Public Lab hosts many different topical and regional discussion lists, currently using Google Groups. Moderators review the first posts of all new members before approving them to post automatically. Community members may be placed in moderation if their posting pattern changes such that it violates our content guidelines. Before being placed in moderation, a member will be notified on the relevant list. There are different moderators for each list, but the Community Development team (@liz and @stevie) are moderators on every one, and are also in the moderators group. Moderators on these lists are not the same as moderators on the PublicLab.org site -- read on!

PublicLab.org moderators

Users on PublicLab.org can be marked with the role "moderator" or "admin", which gives them the ability to ban posts and users. Other users can undo these actions. Admins can actually permanently delete content.

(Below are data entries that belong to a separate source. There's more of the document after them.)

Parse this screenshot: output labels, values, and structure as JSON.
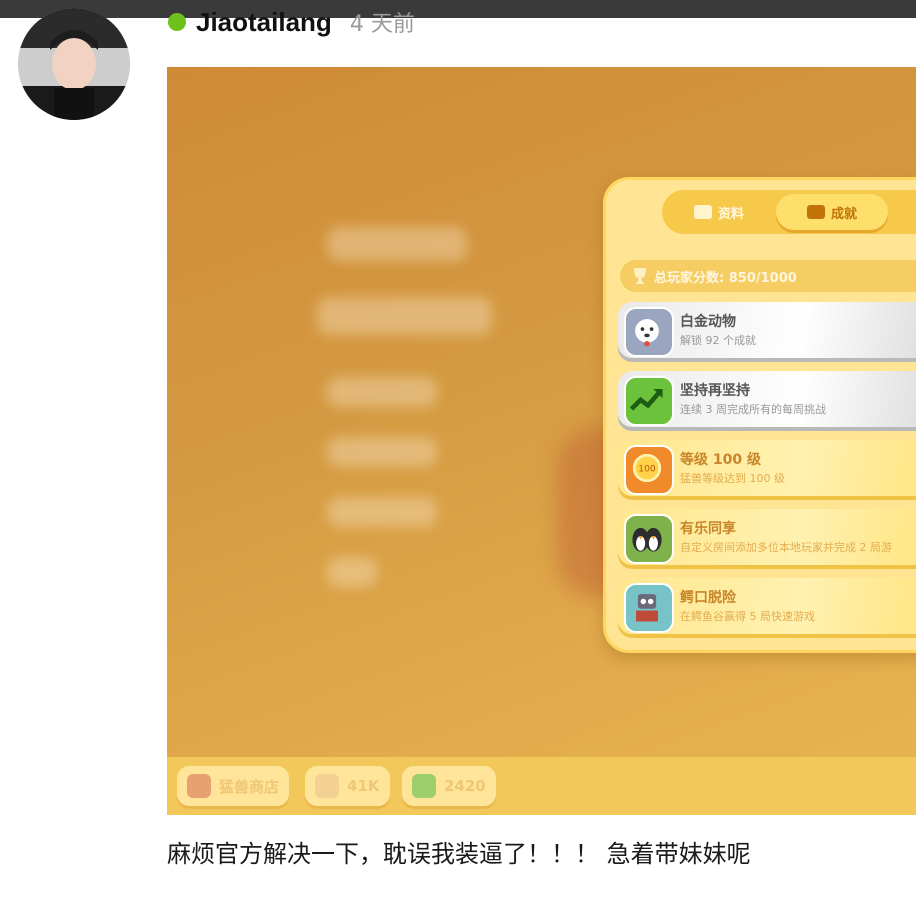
{
  "post": {
    "username": "Jiaotailang",
    "time": "4 天前",
    "comment": "麻烦官方解决一下，耽误我装逼了！！！ 急着带妹妹呢"
  },
  "game": {
    "tabs": [
      {
        "label": "资料",
        "active": false
      },
      {
        "label": "成就",
        "active": true
      }
    ],
    "score_label": "总玩家分数: 850/1000",
    "achievements": [
      {
        "title": "白金动物",
        "desc": "解锁 92 个成就",
        "style": "silver",
        "icon": "dog-badge-icon"
      },
      {
        "title": "坚持再坚持",
        "desc": "连续 3 周完成所有的每周挑战",
        "style": "silver",
        "icon": "trend-up-icon"
      },
      {
        "title": "等级 100 级",
        "desc": "猛兽等级达到 100 级",
        "style": "gold",
        "icon": "level-100-icon"
      },
      {
        "title": "有乐同享",
        "desc": "自定义房间添加多位本地玩家并完成 2 局游",
        "style": "gold",
        "icon": "penguins-icon"
      },
      {
        "title": "鳄口脱险",
        "desc": "在鳄鱼谷赢得 5 局快速游戏",
        "style": "gold",
        "icon": "robot-icon"
      }
    ],
    "bottom": {
      "shop_label": "猛兽商店",
      "bones": "41K",
      "cash": "2420"
    }
  },
  "colors": {
    "online": "#6cc21a",
    "game_bg": "#d49a41",
    "panel": "#ffe493"
  }
}
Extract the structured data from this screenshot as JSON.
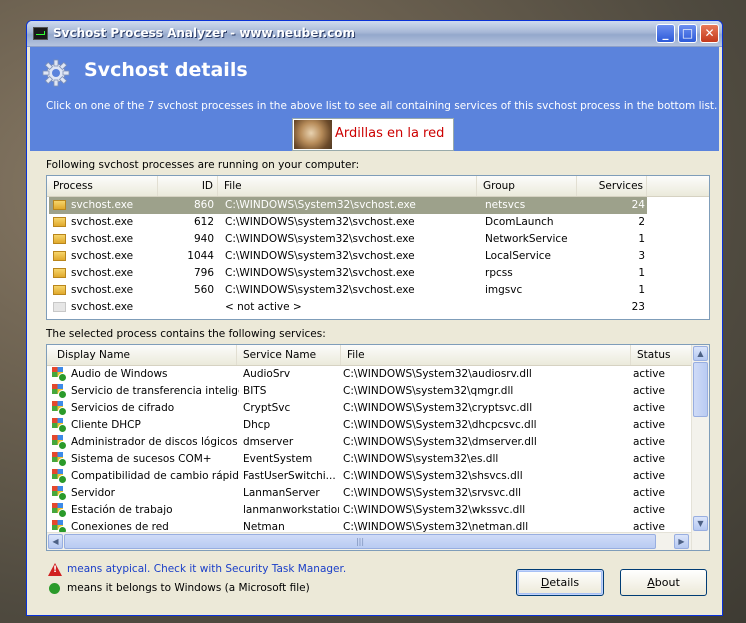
{
  "window": {
    "title": "Svchost Process Analyzer - www.neuber.com"
  },
  "header": {
    "title": "Svchost details",
    "subtitle": "Click on one of the 7 svchost processes in the above list to see all containing services of this svchost process in the bottom list.",
    "banner_text": "Ardillas en la red"
  },
  "processes": {
    "label": "Following svchost processes are running on your computer:",
    "columns": [
      "Process",
      "ID",
      "File",
      "Group",
      "Services"
    ],
    "rows": [
      [
        "svchost.exe",
        "860",
        "C:\\WINDOWS\\System32\\svchost.exe",
        "netsvcs",
        "24"
      ],
      [
        "svchost.exe",
        "612",
        "C:\\WINDOWS\\system32\\svchost.exe",
        "DcomLaunch",
        "2"
      ],
      [
        "svchost.exe",
        "940",
        "C:\\WINDOWS\\system32\\svchost.exe",
        "NetworkService",
        "1"
      ],
      [
        "svchost.exe",
        "1044",
        "C:\\WINDOWS\\system32\\svchost.exe",
        "LocalService",
        "3"
      ],
      [
        "svchost.exe",
        "796",
        "C:\\WINDOWS\\system32\\svchost.exe",
        "rpcss",
        "1"
      ],
      [
        "svchost.exe",
        "560",
        "C:\\WINDOWS\\system32\\svchost.exe",
        "imgsvc",
        "1"
      ],
      [
        "svchost.exe",
        "",
        "< not active >",
        "",
        "23"
      ]
    ],
    "selected_index": 0
  },
  "services": {
    "label": "The selected process contains the following services:",
    "columns": [
      "Display Name",
      "Service Name",
      "File",
      "Status"
    ],
    "rows": [
      [
        "Audio de Windows",
        "AudioSrv",
        "C:\\WINDOWS\\System32\\audiosrv.dll",
        "active"
      ],
      [
        "Servicio de transferencia intelige...",
        "BITS",
        "C:\\WINDOWS\\system32\\qmgr.dll",
        "active"
      ],
      [
        "Servicios de cifrado",
        "CryptSvc",
        "C:\\WINDOWS\\System32\\cryptsvc.dll",
        "active"
      ],
      [
        "Cliente DHCP",
        "Dhcp",
        "C:\\WINDOWS\\System32\\dhcpcsvc.dll",
        "active"
      ],
      [
        "Administrador de discos lógicos",
        "dmserver",
        "C:\\WINDOWS\\System32\\dmserver.dll",
        "active"
      ],
      [
        "Sistema de sucesos COM+",
        "EventSystem",
        "C:\\WINDOWS\\system32\\es.dll",
        "active"
      ],
      [
        "Compatibilidad de cambio rápido ...",
        "FastUserSwitchi...",
        "C:\\WINDOWS\\System32\\shsvcs.dll",
        "active"
      ],
      [
        "Servidor",
        "LanmanServer",
        "C:\\WINDOWS\\System32\\srvsvc.dll",
        "active"
      ],
      [
        "Estación de trabajo",
        "lanmanworkstation",
        "C:\\WINDOWS\\System32\\wkssvc.dll",
        "active"
      ],
      [
        "Conexiones de red",
        "Netman",
        "C:\\WINDOWS\\System32\\netman.dll",
        "active"
      ]
    ]
  },
  "legend": {
    "atypical": "means atypical. Check it with Security Task Manager.",
    "microsoft": "means it belongs to Windows (a Microsoft file)"
  },
  "buttons": {
    "details": "Details",
    "about": "About"
  },
  "icons": {
    "process": "folder-icon",
    "service": "windows-service-icon",
    "warning": "warning-icon",
    "check": "check-icon"
  }
}
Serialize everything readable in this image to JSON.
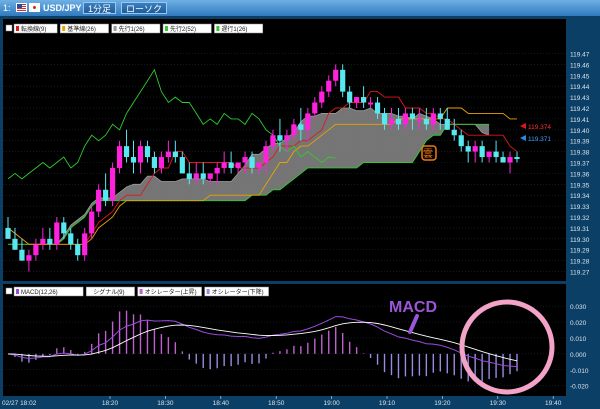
{
  "window": {
    "pane_number": "1:",
    "symbol": "USD/JPY",
    "timeframe_button": "1分足",
    "chart_type_button": "ローソク"
  },
  "main_panel": {
    "legend": [
      {
        "label": "転換線(9)",
        "color": "#e0161d"
      },
      {
        "label": "基準線(26)",
        "color": "#e8a400"
      },
      {
        "label": "先行1(26)",
        "color": "#9a9a9a"
      },
      {
        "label": "先行2(52)",
        "color": "#2ecb2e"
      },
      {
        "label": "遅行1(26)",
        "color": "#2ecb2e"
      }
    ],
    "price_tag_red": "119.374",
    "price_tag_blue": "119.371",
    "cloud_icon": "雲"
  },
  "sub_panel": {
    "legend": [
      {
        "label": "MACD(12,26)",
        "color": "#9b4be0"
      },
      {
        "label": "シグナル(9)",
        "color": "#ffffff"
      },
      {
        "label": "オシレーター(上昇)",
        "color": "#c060d0"
      },
      {
        "label": "オシレーター(下降)",
        "color": "#9a8be0"
      }
    ],
    "annotation": "MACD"
  },
  "x_axis": {
    "first_label": "02/27 18:02",
    "labels": [
      "18:20",
      "18:30",
      "18:40",
      "18:50",
      "19:00",
      "19:10",
      "19:20",
      "19:30",
      "19:40"
    ]
  },
  "chart_data": [
    {
      "type": "line",
      "name": "main",
      "y_ticks": [
        "119.47",
        "119.46",
        "119.45",
        "119.44",
        "119.43",
        "119.42",
        "119.41",
        "119.40",
        "119.39",
        "119.38",
        "119.37",
        "119.36",
        "119.35",
        "119.34",
        "119.33",
        "119.32",
        "119.31",
        "119.30",
        "119.29",
        "119.28",
        "119.27"
      ],
      "ylim": [
        119.265,
        119.475
      ],
      "candle_count": 74,
      "candles_ohlc": [
        [
          119.31,
          119.32,
          119.3,
          119.3
        ],
        [
          119.3,
          119.31,
          119.29,
          119.29
        ],
        [
          119.29,
          119.3,
          119.28,
          119.28
        ],
        [
          119.28,
          119.29,
          119.27,
          119.285
        ],
        [
          119.285,
          119.3,
          119.28,
          119.295
        ],
        [
          119.295,
          119.31,
          119.29,
          119.3
        ],
        [
          119.3,
          119.31,
          119.29,
          119.295
        ],
        [
          119.295,
          119.32,
          119.29,
          119.315
        ],
        [
          119.315,
          119.32,
          119.3,
          119.305
        ],
        [
          119.305,
          119.31,
          119.29,
          119.295
        ],
        [
          119.295,
          119.3,
          119.28,
          119.285
        ],
        [
          119.285,
          119.31,
          119.28,
          119.305
        ],
        [
          119.305,
          119.33,
          119.3,
          119.325
        ],
        [
          119.325,
          119.35,
          119.32,
          119.345
        ],
        [
          119.345,
          119.36,
          119.33,
          119.335
        ],
        [
          119.335,
          119.37,
          119.33,
          119.365
        ],
        [
          119.365,
          119.39,
          119.36,
          119.385
        ],
        [
          119.385,
          119.4,
          119.37,
          119.375
        ],
        [
          119.375,
          119.39,
          119.36,
          119.37
        ],
        [
          119.37,
          119.39,
          119.36,
          119.385
        ],
        [
          119.385,
          119.39,
          119.37,
          119.375
        ],
        [
          119.375,
          119.38,
          119.36,
          119.365
        ],
        [
          119.365,
          119.38,
          119.36,
          119.375
        ],
        [
          119.375,
          119.39,
          119.37,
          119.38
        ],
        [
          119.38,
          119.39,
          119.37,
          119.375
        ],
        [
          119.375,
          119.38,
          119.36,
          119.36
        ],
        [
          119.36,
          119.37,
          119.35,
          119.355
        ],
        [
          119.355,
          119.37,
          119.35,
          119.36
        ],
        [
          119.36,
          119.37,
          119.35,
          119.355
        ],
        [
          119.355,
          119.36,
          119.35,
          119.36
        ],
        [
          119.36,
          119.37,
          119.35,
          119.365
        ],
        [
          119.365,
          119.38,
          119.36,
          119.37
        ],
        [
          119.37,
          119.38,
          119.36,
          119.365
        ],
        [
          119.365,
          119.37,
          119.36,
          119.37
        ],
        [
          119.37,
          119.38,
          119.36,
          119.375
        ],
        [
          119.375,
          119.38,
          119.36,
          119.365
        ],
        [
          119.365,
          119.37,
          119.36,
          119.37
        ],
        [
          119.37,
          119.39,
          119.36,
          119.385
        ],
        [
          119.385,
          119.4,
          119.38,
          119.395
        ],
        [
          119.395,
          119.41,
          119.38,
          119.39
        ],
        [
          119.39,
          119.4,
          119.38,
          119.395
        ],
        [
          119.395,
          119.41,
          119.39,
          119.405
        ],
        [
          119.405,
          119.42,
          119.39,
          119.4
        ],
        [
          119.4,
          119.42,
          119.39,
          119.415
        ],
        [
          119.415,
          119.43,
          119.41,
          119.425
        ],
        [
          119.425,
          119.44,
          119.42,
          119.435
        ],
        [
          119.435,
          119.45,
          119.43,
          119.445
        ],
        [
          119.445,
          119.46,
          119.44,
          119.455
        ],
        [
          119.455,
          119.46,
          119.43,
          119.435
        ],
        [
          119.435,
          119.44,
          119.42,
          119.425
        ],
        [
          119.425,
          119.43,
          119.42,
          119.43
        ],
        [
          119.43,
          119.44,
          119.42,
          119.425
        ],
        [
          119.425,
          119.43,
          119.42,
          119.425
        ],
        [
          119.425,
          119.43,
          119.41,
          119.415
        ],
        [
          119.415,
          119.42,
          119.4,
          119.405
        ],
        [
          119.405,
          119.42,
          119.4,
          119.41
        ],
        [
          119.41,
          119.42,
          119.4,
          119.405
        ],
        [
          119.405,
          119.42,
          119.4,
          119.415
        ],
        [
          119.415,
          119.42,
          119.4,
          119.41
        ],
        [
          119.41,
          119.42,
          119.4,
          119.41
        ],
        [
          119.41,
          119.42,
          119.4,
          119.405
        ],
        [
          119.405,
          119.42,
          119.4,
          119.415
        ],
        [
          119.415,
          119.42,
          119.4,
          119.41
        ],
        [
          119.41,
          119.42,
          119.4,
          119.4
        ],
        [
          119.4,
          119.41,
          119.39,
          119.395
        ],
        [
          119.395,
          119.4,
          119.38,
          119.385
        ],
        [
          119.385,
          119.39,
          119.37,
          119.38
        ],
        [
          119.38,
          119.39,
          119.37,
          119.385
        ],
        [
          119.385,
          119.39,
          119.37,
          119.375
        ],
        [
          119.375,
          119.38,
          119.37,
          119.38
        ],
        [
          119.38,
          119.39,
          119.37,
          119.375
        ],
        [
          119.375,
          119.38,
          119.37,
          119.37
        ],
        [
          119.37,
          119.38,
          119.36,
          119.375
        ],
        [
          119.375,
          119.38,
          119.37,
          119.374
        ]
      ]
    },
    {
      "type": "line",
      "name": "sub",
      "y_ticks": [
        "0.030",
        "0.020",
        "0.010",
        "0.000",
        "-0.010",
        "-0.020"
      ],
      "ylim": [
        -0.024,
        0.032
      ]
    }
  ]
}
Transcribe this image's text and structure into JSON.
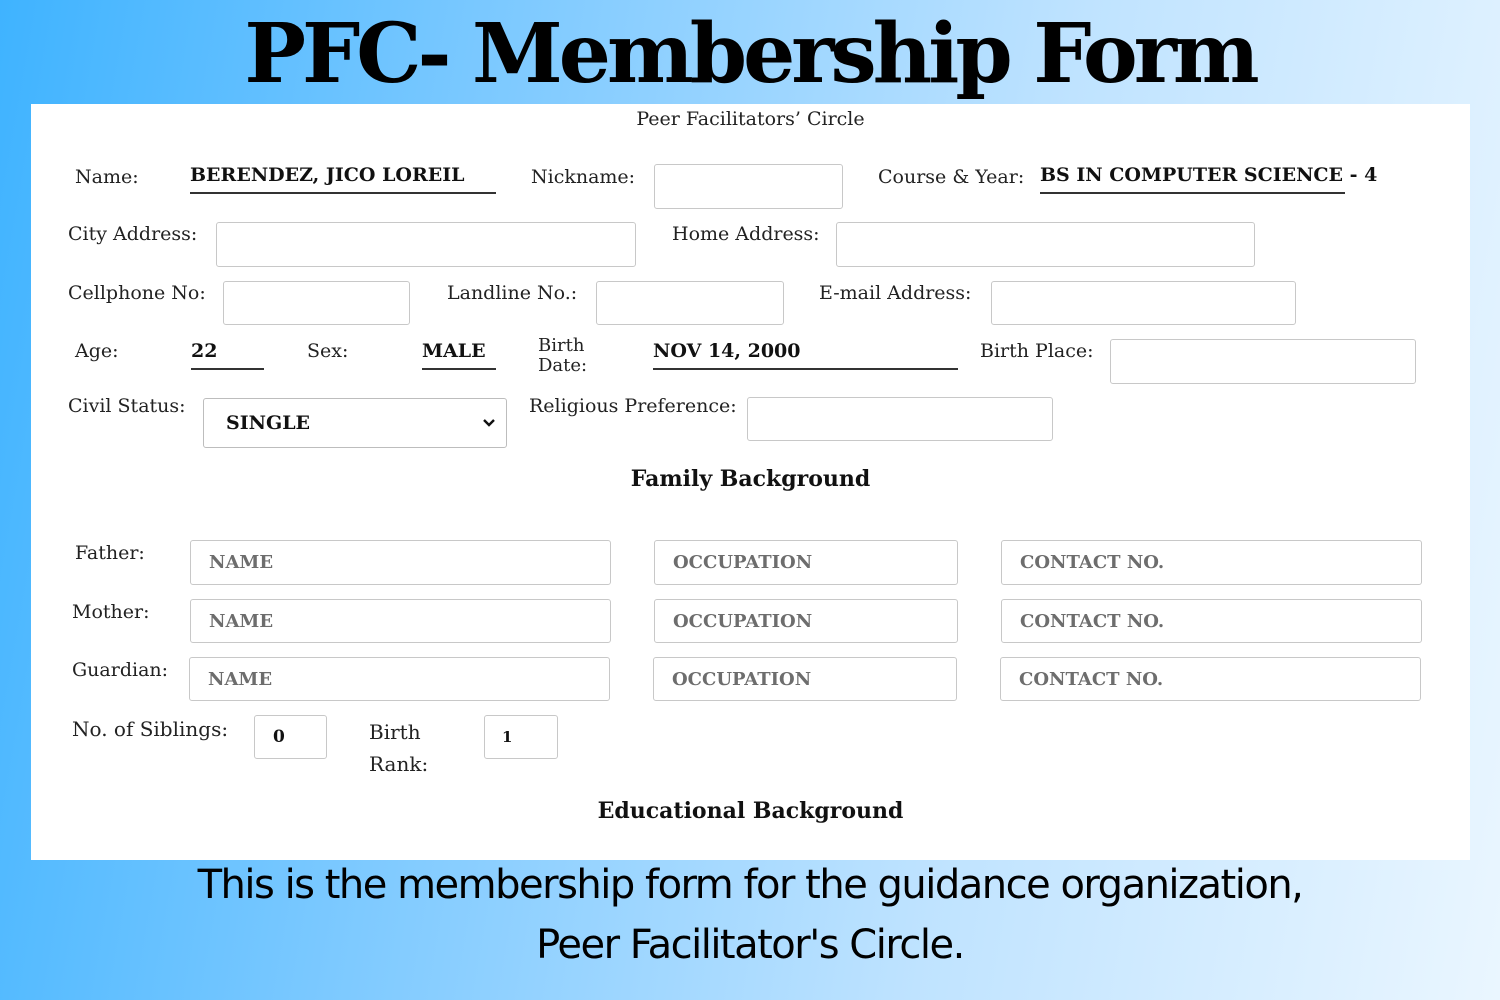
{
  "banner": {
    "title": "PFC- Membership Form"
  },
  "form": {
    "org_name": "Peer Facilitators’ Circle",
    "name_label": "Name:",
    "name_value": "BERENDEZ, JICO LOREIL",
    "nickname_label": "Nickname:",
    "nickname_value": "",
    "course_label": "Course & Year:",
    "course_value": "BS IN COMPUTER SCIENCE - 4",
    "city_address_label": "City Address:",
    "home_address_label": "Home Address:",
    "cellphone_label": "Cellphone No:",
    "landline_label": "Landline No.:",
    "email_label": "E-mail Address:",
    "age_label": "Age:",
    "age_value": "22",
    "sex_label": "Sex:",
    "sex_value": "MALE",
    "birth_date_label_1": "Birth",
    "birth_date_label_2": "Date:",
    "birth_date_value": "NOV 14, 2000",
    "birth_place_label": "Birth Place:",
    "civil_status_label": "Civil Status:",
    "civil_status_value": "SINGLE",
    "religion_label": "Religious Preference:",
    "family_section": "Family Background",
    "family_rows": [
      {
        "label": "Father:",
        "name_ph": "NAME",
        "occupation_ph": "OCCUPATION",
        "contact_ph": "CONTACT NO."
      },
      {
        "label": "Mother:",
        "name_ph": "NAME",
        "occupation_ph": "OCCUPATION",
        "contact_ph": "CONTACT NO."
      },
      {
        "label": "Guardian:",
        "name_ph": "NAME",
        "occupation_ph": "OCCUPATION",
        "contact_ph": "CONTACT NO."
      }
    ],
    "siblings_label": "No. of Siblings:",
    "siblings_value": "0",
    "birth_rank_label_1": "Birth",
    "birth_rank_label_2": "Rank:",
    "birth_rank_value": "1",
    "education_section": "Educational Background"
  },
  "caption": {
    "line1": "This is the membership form for the guidance organization,",
    "line2": "Peer Facilitator's Circle."
  },
  "icons": {
    "select_arrow": "chevron-down-icon"
  }
}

See the people who are moderators and/or admins at the links below:

Research note moderation

Research notes can be individually banned, which, when using the Spam buttons visible to site moderators below each post, and under the "options" dropdown next to the "liking" menu. This also bans the user and all their other posts, although this can be undone with more granularity in the spam page, visible to moderators and admins.

Moderators will see the following extra buttons in the dashboard display of research notes:

Screenshot_2016-04-07_at_1.26.42_PM.png

If you are a moderator, please subscribe to "All Research" on the subscriptions page, so that you receive emails of all new postings. You'll see "Spam" links below each when you get email notifications, which is the fastest way to catch spam:

Screenshot_2016-04-07_at_1.31.45_PM.png

Moderators are also able to moderate on the page itself:

Screenshot_2016-04-07_at_1.27.27_PM.png

Wiki page moderation

Anyone can revert a wiki page or main image, but moderators can moderate specific revisions from wiki pages in the "like" dropdown (same as moderating research notes), as well as on the Revisions tab. Moderated revisions don't appear as the current revision of a wiki page, but aren't deleted, and can be republished by a moderator. They appear like this in the Revisions list:

Screenshot_2016-04-11_at_1.05.56_PM.png

User banning

Users whose posts are spam are themselves banned and their profiles and other comments are hidden except to moderators and admins. Moderators and admins can unban a user from their profile page.

Comment moderations

Comments can't be moderated, so they must be deleted. See feature request here for plans to fix this.

Delayed posting

As of April 2016, first-time posters on PublicLab.org are moderated by default.